NGOs and experts have earlier raised concerns over the engagement of children who work as rag pickers in landfills in Delhi-NCR and are often exposed to e-waste dumped at these sites, where discarded mobile phone components, among others, are an increasing contributor to waste.

“The country has laws which make it clear that engagement of children in rag-picking itself is a crime, it is a cognizable offence. The law states if e-waste is disposed irresponsibly even on a road and if a child picks it up, then it becomes a cognizable offence,” Kanoongo told PTI, citing relevant sections of the laws.

“We are seized of an ASSOCHAM report and other inputs which highlight the problem of exploitation of children in e-waste.
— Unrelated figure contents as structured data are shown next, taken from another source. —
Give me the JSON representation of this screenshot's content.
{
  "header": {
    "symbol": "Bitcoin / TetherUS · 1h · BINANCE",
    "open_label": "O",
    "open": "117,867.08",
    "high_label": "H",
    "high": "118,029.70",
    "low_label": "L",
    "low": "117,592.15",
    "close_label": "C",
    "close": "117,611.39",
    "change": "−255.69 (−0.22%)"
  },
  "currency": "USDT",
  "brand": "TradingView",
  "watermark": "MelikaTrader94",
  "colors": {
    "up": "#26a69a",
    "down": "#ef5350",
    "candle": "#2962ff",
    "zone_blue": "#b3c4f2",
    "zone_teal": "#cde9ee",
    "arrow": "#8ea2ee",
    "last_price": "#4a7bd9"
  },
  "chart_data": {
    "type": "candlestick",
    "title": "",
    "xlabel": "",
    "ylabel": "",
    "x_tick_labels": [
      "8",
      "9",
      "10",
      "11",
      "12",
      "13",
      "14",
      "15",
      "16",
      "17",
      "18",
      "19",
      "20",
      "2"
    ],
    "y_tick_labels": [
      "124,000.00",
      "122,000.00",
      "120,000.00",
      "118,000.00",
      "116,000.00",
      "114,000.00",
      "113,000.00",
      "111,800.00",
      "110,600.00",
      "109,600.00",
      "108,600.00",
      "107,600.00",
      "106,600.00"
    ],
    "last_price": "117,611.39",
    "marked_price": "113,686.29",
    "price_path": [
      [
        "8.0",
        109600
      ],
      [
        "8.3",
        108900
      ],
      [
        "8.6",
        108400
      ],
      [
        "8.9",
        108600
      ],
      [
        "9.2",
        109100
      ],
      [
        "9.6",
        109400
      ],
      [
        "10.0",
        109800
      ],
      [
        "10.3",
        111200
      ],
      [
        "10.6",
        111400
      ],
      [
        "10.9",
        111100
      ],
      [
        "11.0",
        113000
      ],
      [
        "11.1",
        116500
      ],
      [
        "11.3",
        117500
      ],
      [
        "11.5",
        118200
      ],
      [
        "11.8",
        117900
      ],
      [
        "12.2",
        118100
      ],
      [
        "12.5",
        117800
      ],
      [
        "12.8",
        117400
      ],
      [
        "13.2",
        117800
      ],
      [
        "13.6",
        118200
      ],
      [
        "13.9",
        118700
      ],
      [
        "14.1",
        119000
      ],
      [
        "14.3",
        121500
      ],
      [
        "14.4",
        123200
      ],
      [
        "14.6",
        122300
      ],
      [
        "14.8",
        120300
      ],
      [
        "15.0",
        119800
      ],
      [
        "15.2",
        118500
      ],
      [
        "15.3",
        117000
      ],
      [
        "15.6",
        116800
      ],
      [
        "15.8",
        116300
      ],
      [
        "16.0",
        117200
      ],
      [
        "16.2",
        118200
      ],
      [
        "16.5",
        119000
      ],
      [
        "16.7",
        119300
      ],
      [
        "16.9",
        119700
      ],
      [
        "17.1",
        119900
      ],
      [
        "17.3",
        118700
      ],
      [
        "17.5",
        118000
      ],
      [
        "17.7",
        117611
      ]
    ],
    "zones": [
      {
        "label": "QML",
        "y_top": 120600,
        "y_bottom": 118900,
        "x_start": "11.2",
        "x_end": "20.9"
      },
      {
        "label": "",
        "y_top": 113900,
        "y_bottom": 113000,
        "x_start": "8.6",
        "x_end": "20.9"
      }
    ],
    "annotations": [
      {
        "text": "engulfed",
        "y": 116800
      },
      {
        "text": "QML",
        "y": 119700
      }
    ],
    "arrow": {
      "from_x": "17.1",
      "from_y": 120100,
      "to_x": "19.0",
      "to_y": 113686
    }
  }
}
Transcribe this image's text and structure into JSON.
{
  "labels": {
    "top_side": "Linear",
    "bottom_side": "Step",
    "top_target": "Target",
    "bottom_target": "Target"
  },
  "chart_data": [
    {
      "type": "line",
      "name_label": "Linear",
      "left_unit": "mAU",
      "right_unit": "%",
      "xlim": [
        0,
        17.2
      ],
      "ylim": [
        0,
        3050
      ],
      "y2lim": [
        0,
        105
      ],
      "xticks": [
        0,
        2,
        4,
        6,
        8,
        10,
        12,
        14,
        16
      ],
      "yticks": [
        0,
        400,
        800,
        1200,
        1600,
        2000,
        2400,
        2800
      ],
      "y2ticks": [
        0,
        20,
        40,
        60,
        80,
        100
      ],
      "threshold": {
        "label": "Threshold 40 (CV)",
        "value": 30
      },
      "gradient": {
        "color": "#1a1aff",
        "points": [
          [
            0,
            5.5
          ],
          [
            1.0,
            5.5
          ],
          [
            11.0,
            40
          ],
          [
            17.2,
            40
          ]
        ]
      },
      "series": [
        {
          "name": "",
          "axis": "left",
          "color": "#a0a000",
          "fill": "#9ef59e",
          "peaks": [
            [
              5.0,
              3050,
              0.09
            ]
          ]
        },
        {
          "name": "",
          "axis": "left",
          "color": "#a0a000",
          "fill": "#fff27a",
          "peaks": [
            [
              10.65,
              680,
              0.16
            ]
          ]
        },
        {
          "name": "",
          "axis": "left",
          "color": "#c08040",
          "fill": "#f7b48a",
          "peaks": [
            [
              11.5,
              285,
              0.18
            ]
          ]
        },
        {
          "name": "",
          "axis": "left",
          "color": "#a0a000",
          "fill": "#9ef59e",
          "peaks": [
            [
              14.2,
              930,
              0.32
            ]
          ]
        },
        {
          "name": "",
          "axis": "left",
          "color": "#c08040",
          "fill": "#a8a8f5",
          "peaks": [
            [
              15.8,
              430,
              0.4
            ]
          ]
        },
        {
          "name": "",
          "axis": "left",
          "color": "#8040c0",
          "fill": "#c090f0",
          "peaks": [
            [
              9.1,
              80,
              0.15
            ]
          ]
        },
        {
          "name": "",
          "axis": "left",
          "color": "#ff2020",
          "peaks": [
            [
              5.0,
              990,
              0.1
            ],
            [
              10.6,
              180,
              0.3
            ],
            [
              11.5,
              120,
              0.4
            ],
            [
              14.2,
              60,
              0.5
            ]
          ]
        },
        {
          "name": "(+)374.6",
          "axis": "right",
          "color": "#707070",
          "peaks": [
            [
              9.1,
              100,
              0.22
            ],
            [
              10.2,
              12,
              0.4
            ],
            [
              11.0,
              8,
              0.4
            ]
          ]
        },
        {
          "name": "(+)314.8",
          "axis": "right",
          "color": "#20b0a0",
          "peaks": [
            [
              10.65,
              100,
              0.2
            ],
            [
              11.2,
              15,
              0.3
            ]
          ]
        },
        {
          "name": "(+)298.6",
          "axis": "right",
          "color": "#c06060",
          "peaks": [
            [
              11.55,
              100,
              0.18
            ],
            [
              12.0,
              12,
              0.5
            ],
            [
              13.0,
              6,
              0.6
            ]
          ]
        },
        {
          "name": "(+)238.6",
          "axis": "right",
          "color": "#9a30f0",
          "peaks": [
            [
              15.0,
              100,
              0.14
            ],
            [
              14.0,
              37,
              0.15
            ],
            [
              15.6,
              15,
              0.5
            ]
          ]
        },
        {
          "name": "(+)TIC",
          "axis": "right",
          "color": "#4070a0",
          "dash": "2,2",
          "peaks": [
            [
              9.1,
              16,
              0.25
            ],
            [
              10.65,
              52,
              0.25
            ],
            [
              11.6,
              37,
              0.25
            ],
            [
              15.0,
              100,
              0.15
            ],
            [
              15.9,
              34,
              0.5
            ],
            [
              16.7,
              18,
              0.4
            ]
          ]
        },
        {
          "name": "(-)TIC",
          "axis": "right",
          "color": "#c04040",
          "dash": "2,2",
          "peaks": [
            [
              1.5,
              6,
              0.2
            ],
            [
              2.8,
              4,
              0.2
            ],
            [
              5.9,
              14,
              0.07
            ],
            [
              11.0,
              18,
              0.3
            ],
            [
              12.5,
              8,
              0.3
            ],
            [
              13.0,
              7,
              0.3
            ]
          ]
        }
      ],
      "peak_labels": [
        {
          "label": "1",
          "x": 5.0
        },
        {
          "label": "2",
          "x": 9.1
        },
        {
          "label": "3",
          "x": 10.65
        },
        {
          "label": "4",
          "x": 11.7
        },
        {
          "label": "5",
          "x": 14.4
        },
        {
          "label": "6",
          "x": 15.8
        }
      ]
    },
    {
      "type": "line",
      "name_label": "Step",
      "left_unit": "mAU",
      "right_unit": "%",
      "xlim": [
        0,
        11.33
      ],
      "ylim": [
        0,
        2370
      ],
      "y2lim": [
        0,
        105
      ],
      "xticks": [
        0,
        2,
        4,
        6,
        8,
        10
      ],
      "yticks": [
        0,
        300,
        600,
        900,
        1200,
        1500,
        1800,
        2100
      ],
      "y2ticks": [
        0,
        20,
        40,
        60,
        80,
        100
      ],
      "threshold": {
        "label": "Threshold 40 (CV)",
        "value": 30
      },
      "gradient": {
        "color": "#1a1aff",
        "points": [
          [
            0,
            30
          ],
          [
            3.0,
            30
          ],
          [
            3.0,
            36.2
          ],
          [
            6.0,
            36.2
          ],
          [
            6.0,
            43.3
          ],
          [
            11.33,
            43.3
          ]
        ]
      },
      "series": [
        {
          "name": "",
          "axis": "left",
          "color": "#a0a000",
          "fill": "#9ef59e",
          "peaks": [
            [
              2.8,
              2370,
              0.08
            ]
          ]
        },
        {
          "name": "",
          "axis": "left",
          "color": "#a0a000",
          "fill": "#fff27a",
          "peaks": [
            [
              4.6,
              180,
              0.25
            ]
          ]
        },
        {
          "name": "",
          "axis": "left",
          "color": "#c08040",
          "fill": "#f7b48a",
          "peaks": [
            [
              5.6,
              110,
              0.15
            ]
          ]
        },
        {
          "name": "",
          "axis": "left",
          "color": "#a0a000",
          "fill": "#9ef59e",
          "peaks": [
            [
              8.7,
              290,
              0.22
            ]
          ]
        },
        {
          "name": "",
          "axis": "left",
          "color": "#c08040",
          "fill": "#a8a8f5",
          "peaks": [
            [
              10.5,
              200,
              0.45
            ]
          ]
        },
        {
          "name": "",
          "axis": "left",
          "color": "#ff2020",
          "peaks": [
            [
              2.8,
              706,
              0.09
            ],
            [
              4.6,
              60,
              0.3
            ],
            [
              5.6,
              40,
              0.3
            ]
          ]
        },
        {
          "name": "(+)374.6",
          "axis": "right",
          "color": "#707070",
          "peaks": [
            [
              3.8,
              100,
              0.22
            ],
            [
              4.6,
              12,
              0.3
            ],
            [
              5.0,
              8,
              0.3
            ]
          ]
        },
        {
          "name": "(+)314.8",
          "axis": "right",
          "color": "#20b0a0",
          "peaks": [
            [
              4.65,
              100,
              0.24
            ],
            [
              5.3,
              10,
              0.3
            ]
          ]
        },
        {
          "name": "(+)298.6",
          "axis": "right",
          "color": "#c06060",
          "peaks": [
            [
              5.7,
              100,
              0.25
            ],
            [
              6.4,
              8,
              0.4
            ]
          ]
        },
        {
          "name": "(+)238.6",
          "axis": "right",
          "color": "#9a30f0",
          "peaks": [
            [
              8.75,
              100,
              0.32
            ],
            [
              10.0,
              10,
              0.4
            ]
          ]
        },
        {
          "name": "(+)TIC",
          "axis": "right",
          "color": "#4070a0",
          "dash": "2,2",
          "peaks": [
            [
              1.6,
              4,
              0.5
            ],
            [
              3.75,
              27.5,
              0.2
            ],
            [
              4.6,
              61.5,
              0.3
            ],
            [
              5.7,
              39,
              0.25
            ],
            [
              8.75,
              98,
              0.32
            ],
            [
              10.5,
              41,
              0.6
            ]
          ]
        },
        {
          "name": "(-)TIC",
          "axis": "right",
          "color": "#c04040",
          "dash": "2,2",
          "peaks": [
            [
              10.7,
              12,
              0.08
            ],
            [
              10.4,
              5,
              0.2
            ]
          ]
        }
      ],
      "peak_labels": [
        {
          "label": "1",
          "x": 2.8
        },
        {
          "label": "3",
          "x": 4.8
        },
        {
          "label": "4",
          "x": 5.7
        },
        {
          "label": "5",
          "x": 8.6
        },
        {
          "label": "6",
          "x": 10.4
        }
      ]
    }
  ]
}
The NCPCR had been working on this... to ensure action against offenders,” he said.

On reports regarding "irresponsible" e-waste disposal by mobile phone makers, including China-headquartered Oppo, Kanoongo said, “Whether Oppo or any other brand, principal accountability of the firms will be fixed for irresponsible disposal of e-waste.”

Oppo, which has a major facility in Noida and allegedly has its e-waste disposed “irresponsibly”, declined to comment on PTI's queries regarding the issue.

Sources, however, said its e-waste is disposed through a vendor based in Modinagar near Meerut, a mechanism practiced by several companies that use a third-party agency for such disposal.

Satish Sinha, associate director at advocacy group Toxics Link, said the problem arises not as much in collection of e-waste but in recycling of the products which chiefly contain plastic, glass and metals and are loaded with highly toxic chemicals.

The children engaged in such jobs are mostly aged between 12 and 16 years, Sinha said, adding, recycling of e-waste by breaking down products or melting them poses environmental and health risks.

“Government agencies like child rights bodies should come forward with guidelines and ensure enforcement of the already existing rules that regulate disposal of e-waste,” Sinha told PTI.

He said India produces around two million tonnes of e-waste per annum and the situation regarding its disposal is improving with stringent government guidelines in place.

The National Green Tribunal (NGT) takes note of cases, while the Electronic Waste Management Rules, 2016, also state that disposal of e-waste is an equally shared responsibility of companies and the authorized agencies dealing in junk.

According to the Indian Pollution Control Association (IPCA), a not-for-profit NGO, e-waste management is a serious concern especially in metro cities, where people are not in the habit of segregation of waste at source.

“E-waste contains heavy metal and many components of e-waste can be re-used in the grey market even after the disposal of the e-product. Most of the rag-pickers and waste collectors including their children are involved in dismantling e-waste to take out the precious components so that they can earn extra money,” Ashish Jain, Founder and Director at IPCA, said.

“Children are getting exposed to toxic gases and elements during the dismantling process and get ill because they do not have proper tools, infrastructure and skill for extraction of such components from the product,” Jain said.

He said the government has policy and rules in place to control such damages but their enforcement at the ground level is always a big question.